‘Tis the season – Remember to breathe

Here’s how to keep your heart happy and strike a healthy balance this holiday season

By Raquel G. Rivas

As much as we love to celebrate the holidays, too much excitement can spell trouble for those managing chronic conditions like heart disease. How can you manage travel schedules, family gatherings and the holiday rush while still protecting your health?

First, realize that holiday parties can bring both joy and stress. In stressful situations, whether it’s rushing to “get the house ready,” or facing a personal conflict with someone you haven’t seen in a while, your body’s reaction can damage your heart.

Stress makes your heart race, your muscles tense, and causes a flood of chemicals to rush into your blood stream. Stress is considered a risk factor for heart disease — much like high blood pressure. You can treat high blood pressure with medication, diet and exercise, but the best way to combat stress is through relaxation.

Just as your body reacts to stress, it also responds to relaxation. Finding harmony between these two responses can help you find a healthy balance, and keep the joy in your holidays.

Is this stress real?

“We do see an increase in heart attacks and chest pain symptoms during the holiday season,” says Mona Shah, MD, a cardiologist who is one of only two specialists in Florida certified in holistic medicine along with cardiology.  “On average, there are 33 percent more deaths from heart attacks in December through February than other times of the year.”

According to Dr. Shah, the top three dates for dates for heart attacks are December 25, December 26 and January 1.

Stress isn’t the only culprit, of course. Overindulgence, including too much eating and drinking and not enough exercise, can add to the pressures on your heart.

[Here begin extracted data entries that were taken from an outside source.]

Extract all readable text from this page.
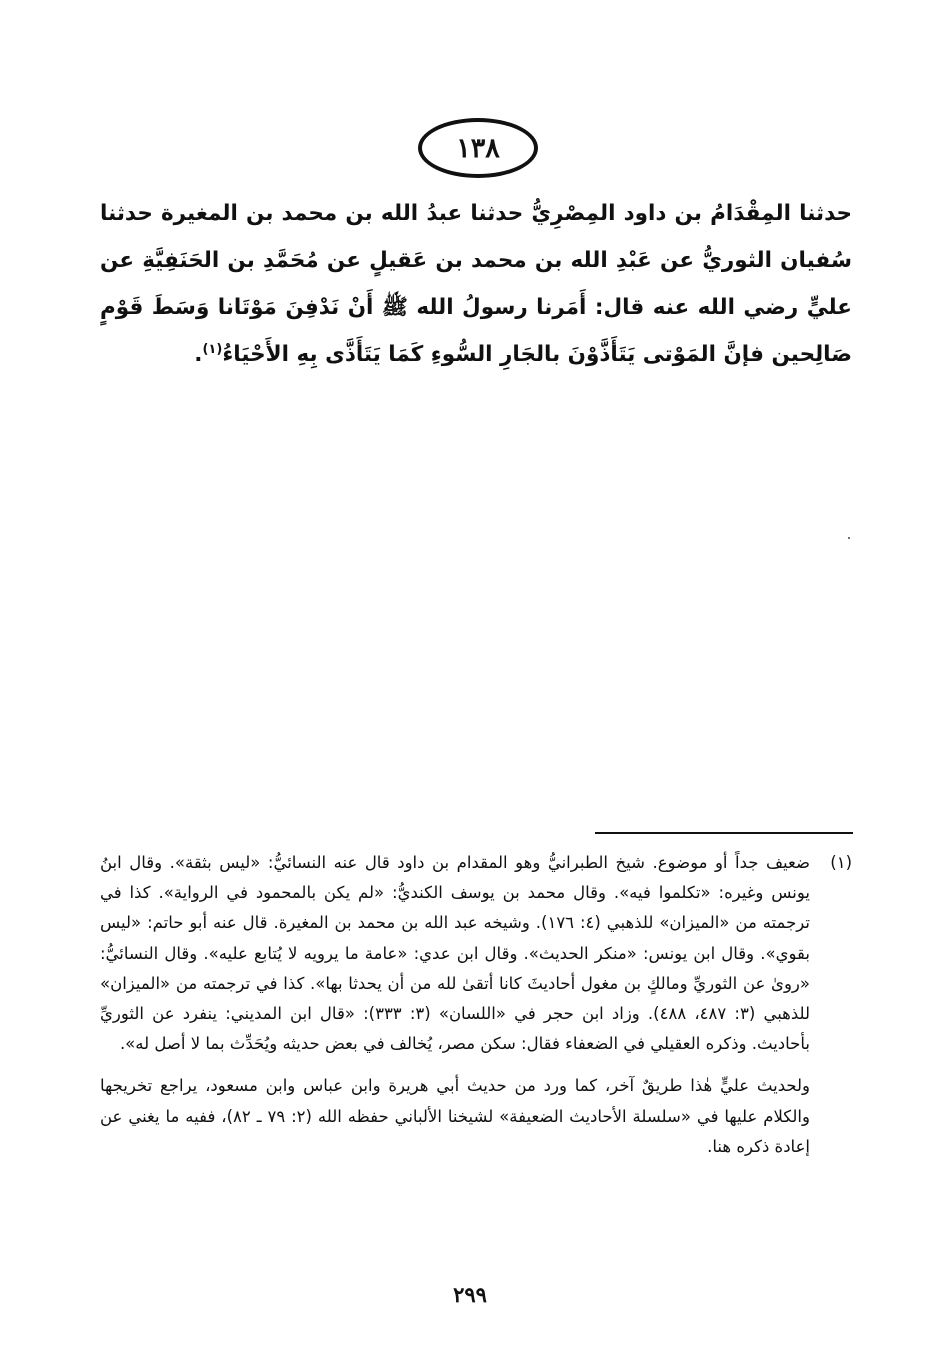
١٣٨

حدثنا المِقْدَامُ بن داود المِصْرِيُّ حدثنا عبدُ الله بن محمد بن المغيرة حدثنا سُفيان الثوريُّ عن عَبْدِ الله بن محمد بن عَقيلٍ عن مُحَمَّدِ بن الحَنَفِيَّةِ عن عليٍّ رضي الله عنه قال: أَمَرنا رسولُ الله ﷺ أَنْ نَدْفِنَ مَوْتَانا وَسَطَ قَوْمٍ صَالِحين فإنَّ المَوْتى يَتَأَذَّوْنَ بالجَارِ السُّوءِ كَمَا يَتَأَذَّى بِهِ الأَحْيَاءُ$^{(١)}$.

(١)

ضعيف جداً أو موضوع. شيخ الطبرانيُّ وهو المقدام بن داود قال عنه النسائيُّ: «ليس بثقة». وقال ابنُ يونس وغيره: «تكلموا فيه». وقال محمد بن يوسف الكنديُّ: «لم يكن بالمحمود في الرواية». كذا في ترجمته من «الميزان» للذهبي (٤: ١٧٦). وشيخه عبد الله بن محمد بن المغيرة. قال عنه أبو حاتم: «ليس بقوي». وقال ابن يونس: «منكر الحديث». وقال ابن عدي: «عامة ما يرويه لا يُتابع عليه». وقال النسائيُّ: «روىٰ عن الثوريِّ ومالكٍ بن مغول أحاديثَ كانا أتقىٰ لله من أن يحدثا بها». كذا في ترجمته من «الميزان» للذهبي (٣: ٤٨٧، ٤٨٨). وزاد ابن حجر في «اللسان» (٣: ٣٣٣): «قال ابن المديني: ينفرد عن الثوريِّ بأحاديث. وذكره العقيلي في الضعفاء فقال: سكن مصر، يُخالف في بعض حديثه ويُحَدِّث بما لا أصل له».

ولحديث عليٍّ هٰذا طريقٌ آخر، كما ورد من حديث أبي هريرة وابن عباس وابن مسعود، يراجع تخريجها والكلام عليها في «سلسلة الأحاديث الضعيفة» لشيخنا الألباني حفظه الله (٢: ٧٩ ـ ٨٢)، ففيه ما يغني عن إعادة ذكره هنا.

٢٩٩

Cold weather also can increase your blood pressure and heart rate, and make your heart work harder.

“An important point is that people don’t go get help immediately because they are busy with family and friends,” Dr. Shah says. “Who wants to go to the hospital on Christmas?”

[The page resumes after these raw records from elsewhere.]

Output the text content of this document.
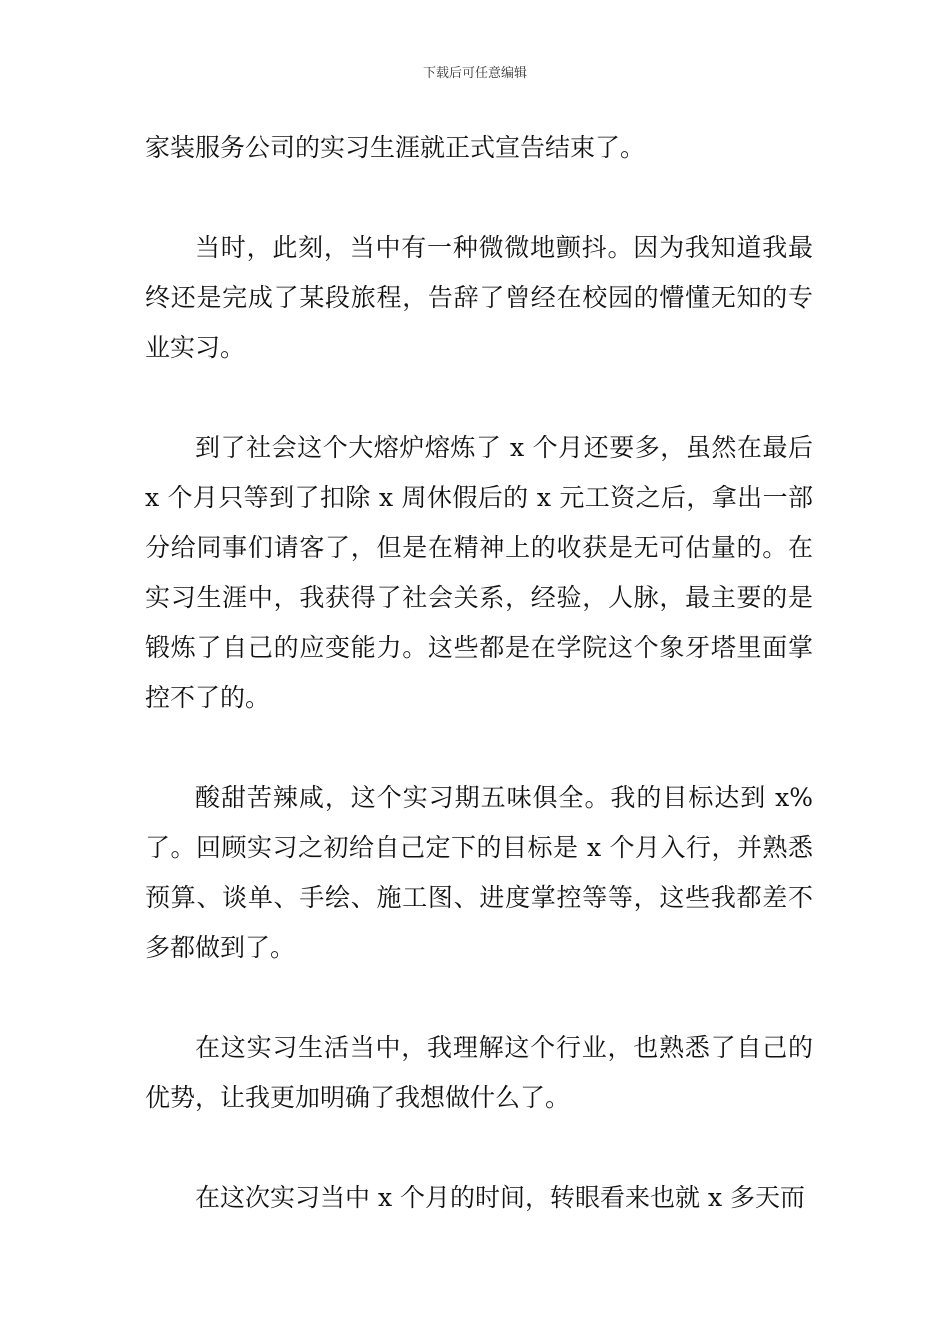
下载后可任意编辑

家装服务公司的实习生涯就正式宣告结束了。

当时，此刻，当中有一种微微地颤抖。因为我知道我最终还是完成了某段旅程，告辞了曾经在校园的懵懂无知的专业实习。

到了社会这个大熔炉熔炼了 x 个月还要多，虽然在最后 x 个月只等到了扣除 x 周休假后的 x 元工资之后，拿出一部分给同事们请客了，但是在精神上的收获是无可估量的。在实习生涯中，我获得了社会关系，经验，人脉，最主要的是锻炼了自己的应变能力。这些都是在学院这个象牙塔里面掌控不了的。

酸甜苦辣咸，这个实习期五味俱全。我的目标达到 x% 了。回顾实习之初给自己定下的目标是 x 个月入行，并熟悉预算、谈单、手绘、施工图、进度掌控等等，这些我都差不多都做到了。

在这实习生活当中，我理解这个行业，也熟悉了自己的优势，让我更加明确了我想做什么了。

在这次实习当中 x 个月的时间，转眼看来也就 x 多天而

To relieve stress, manage expectations and enjoy a healthy holiday, follow these three simple tips:

1) Meaning: When you start to feel overwhelmed, hit the pause button and take a moment to reflect on what matters most: Being with family and friends, sharing your love and caring for one another. Remember, meaningful time together doesn’t have to be picture-perfect.

2) Breathing: Take a few minutes to do some simple breathing exercises, and let go of unrealistic expectations. Have an affirmation you can repeat, such as “I am where I need to be, and everything will work out.” Use this technique when your patience is tested, whether it’s standing in a long line or having your plans suddenly changed.

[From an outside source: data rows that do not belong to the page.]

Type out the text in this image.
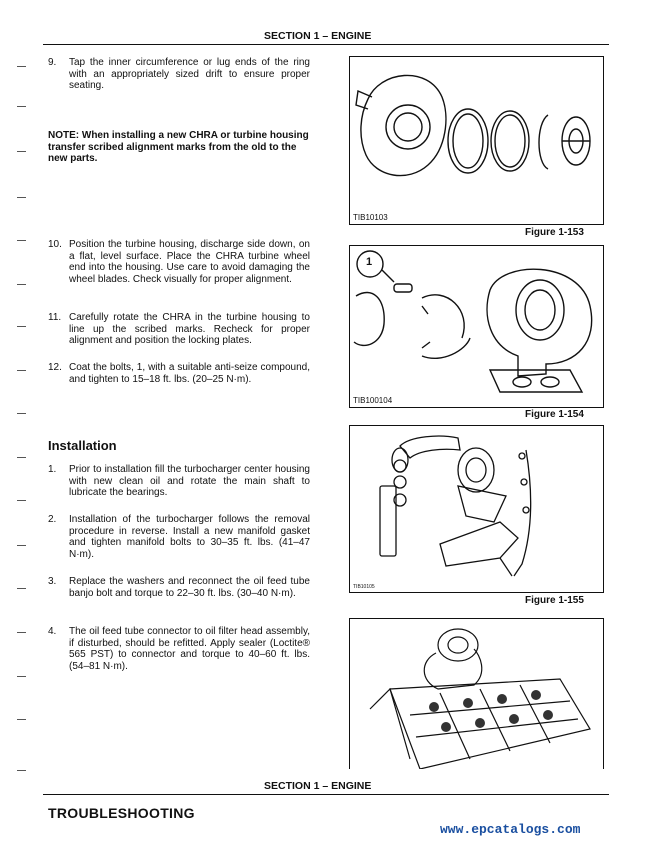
SECTION 1 – ENGINE
9.	Tap the inner circumference or lug ends of the ring with an appropriately sized drift to ensure proper seating.
NOTE: When installing a new CHRA or turbine housing transfer scribed alignment marks from the old to the new parts.
10. Position the turbine housing, discharge side down, on a flat, level surface. Place the CHRA turbine wheel end into the housing. Use care to avoid damaging the wheel blades. Check visually for proper alignment.
11. Carefully rotate the CHRA in the turbine housing to line up the scribed marks. Recheck for proper alignment and position the locking plates.
12. Coat the bolts, 1, with a suitable anti-seize compound, and tighten to 15–18 ft. lbs. (20–25 N·m).
Installation
1.	Prior to installation fill the turbocharger center housing with new clean oil and rotate the main shaft to lubricate the bearings.
2.	Installation of the turbocharger follows the removal procedure in reverse. Install a new manifold gasket and tighten manifold bolts to 30–35 ft. lbs. (41–47 N·m).
3.	Replace the washers and reconnect the oil feed tube banjo bolt and torque to 22–30 ft. lbs. (30–40 N·m).
4.	The oil feed tube connector to oil filter head assembly, if disturbed, should be refitted. Apply sealer (Loctite® 565 PST) to connector and torque to 40–60 ft. lbs. (54–81 N·m).
TIB10103
Figure 1-153
1
TIB100104
Figure 1-154
TIB10105
Figure 1-155
SECTION 1 – ENGINE
TROUBLESHOOTING
www.epcatalogs.com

3) Staying on track: It’s fun to step out of your diet sometimes, and holidays are usually a season when people do this. If you overindulge one or two days, go back to eating clean and exercising even for a little bit on the other days. Avoid turning one or two indulgent days of eating into a week or two of gaining.

When to go to the ER

Seek urgent care or call 911 if you feel any sort of chest discomfort or pressure, arm discomfort, or jaw pain especially when moving around and engaged in an activity. Call your doctor or visit the ER if you experience shortness of breath, a fluttering sensation in your heart, or are just not feeling yourself.

“Often, I’ll see patients during the holidays who have heartburn-like symptoms,” Dr. Shah adds. “Some patients will chalk up this discomfort to poor eating habits when it’s actually a heart condition.”

Remember this: Any change in symptoms or new symptoms should prompt a phone call or a trip to the emergency room. Take care of yourself first and be diligent about your health even, and especially, during the holidays, so you can be around to enjoy the next one.